Das bekannte Jedermannsrecht (allemannsretten) erlaubt zwar das freie Zelten in der Natur, gilt aber nur für nicht-motorisierte Camper — Wohnmobile, Campervans und Wohnwagen sind ausdrücklich nicht gedeckt. Mit dem Fahrzeug übernachtet man auf Camping- und Stellplätzen. An Parkbuchten oder am Straßenrand ist es nur geduldet, wo kein Verbotsschild steht, und ersetzt das Jedermannsrecht nicht; in Schutzgebieten gelten strengere Regeln.

Wann ist die beste Zeit fürs Camping in Norwegen?

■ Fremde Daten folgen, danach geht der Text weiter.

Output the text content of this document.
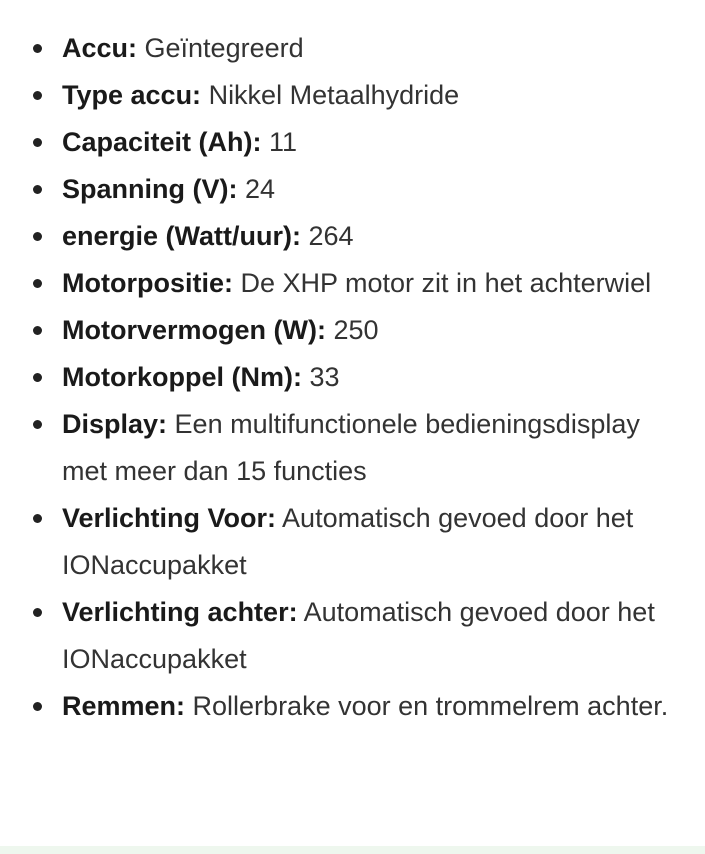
Accu: Geïntegreerd
Type accu: Nikkel Metaalhydride
Capaciteit (Ah): 11
Spanning (V): 24
energie (Watt/uur): 264
Motorpositie: De XHP motor zit in het achterwiel
Motorvermogen (W): 250
Motorkoppel (Nm): 33
Display: Een multifunctionele bedieningsdisplay met meer dan 15 functies
Verlichting Voor: Automatisch gevoed door het IONaccupakket
Verlichting achter: Automatisch gevoed door het IONaccupakket
Remmen: Rollerbrake voor en trommelrem achter.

Die Saison ist kurz und liegt im Sommer: Im Juni und Juli haben praktisch alle Plätze offen, im hohen Norden dann sogar mit Mitternachtssonne. Frühsommer und September sind oft am schönsten, weil es ruhiger und noch mild ist. Außerhalb der Sommermonate hat nur ein Teil der Plätze ganzjährig geöffnet — dann lohnt es sich, Öffnung und Anfahrt vorher zu klären.